His comments will be made after Howard Flight, the shadow Chief Secretary to the Treasury, broke with political convention at the weekend by warning that the UK was now at risk of a 1930s-style crash.

As well as attempting to reassure the markets on the Government's wider economic competence, Mr Brown will try to outflank those critics who claim he wants to micro- manage every Whitehall department and public service. He will call for an extension of the private finance initiative to cover areas such as inner-city regeneration, social housing, renovation of more schools and training for the unemployed.

Mr Brown will also urge the Office of Fair Trading to use its new powers in the Competition Act to stop the public sector from stifling competition. One area in which this may apply, according to government sources, is in the excessive regulation that the Department of Health applies to pharmacies.

The Chancellor has been stung by accusations from Blairites in recent months that his opposition to top-up fees and greater freedoms for foundation hospitals revealed his traditional Labour instincts.

But he will tell his audience that markets can indeed be used for the public good and that improving and extending the PFI regime is the best means of doing so.
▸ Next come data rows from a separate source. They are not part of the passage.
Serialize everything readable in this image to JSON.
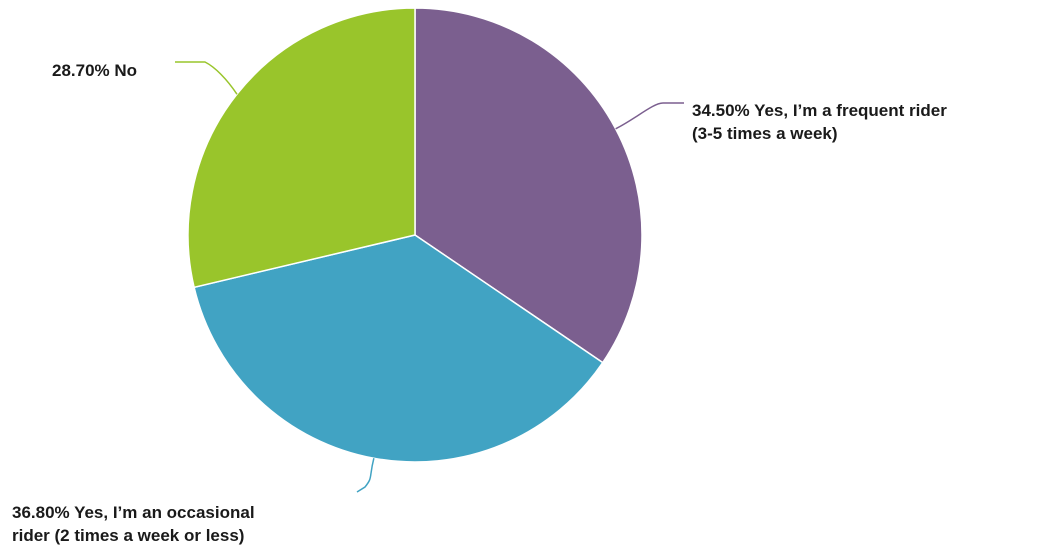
{
  "chart_data": {
    "type": "pie",
    "start_angle_deg": 0,
    "direction": "clockwise",
    "slices": [
      {
        "label_lines": [
          "34.50% Yes, I’m a frequent rider",
          "(3-5 times a week)"
        ],
        "value": 34.5,
        "color": "#7b5f8f"
      },
      {
        "label_lines": [
          "36.80% Yes, I’m an occasional",
          "rider (2 times a week or less)"
        ],
        "value": 36.8,
        "color": "#41a3c3"
      },
      {
        "label_lines": [
          "28.70% No"
        ],
        "value": 28.7,
        "color": "#99c52b"
      }
    ]
  }
}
"The challenge we face is – while remaining true to our values and goals – to have the courage to affirm that markets are a means of advancing the public interest, to strengthen markets when they work and to tackle market failure to ensure markets work better," he will say. "There should be no principled objection against PFI expanding into new areas such as the provision of employment and training services, renovation of schools and colleges and major programmes of urban regeneration and social housing."

Mr Brown will say he looks forward to tough pro-competition action by the Office of Fair Trading in its inquiries into estate agents, private dentists and doorstep salesmen and will praise fresh competition in postal and water services.

Michael Howard, the shadow Chancellor, ridiculed Mr Brown's claims to economic competence yesterday.

"The Brown bear market represents investors' judgement on the performance of the Chancellor. The reality is that people are suffering badly as a result of Gordon Brown's mismanagement of the British economy," he said.

"People's pensions and savings have been hit. Britain's stock market has fallen further and faster than the Dow Jones index in the United States. Gordon Brown's pensions tax raid has wiped £80bn from the stock market."

But the Chancellor will say that recent volatility in global stock markets "demonstrated once again that no country can insulate itself from the ups and downs of the world economy. I understand the concerns that uncertainty causes for investors and consumers alike. Indeed, it is because we have always understood that monetary and fiscal regimes must work well in challenging times as well as good times."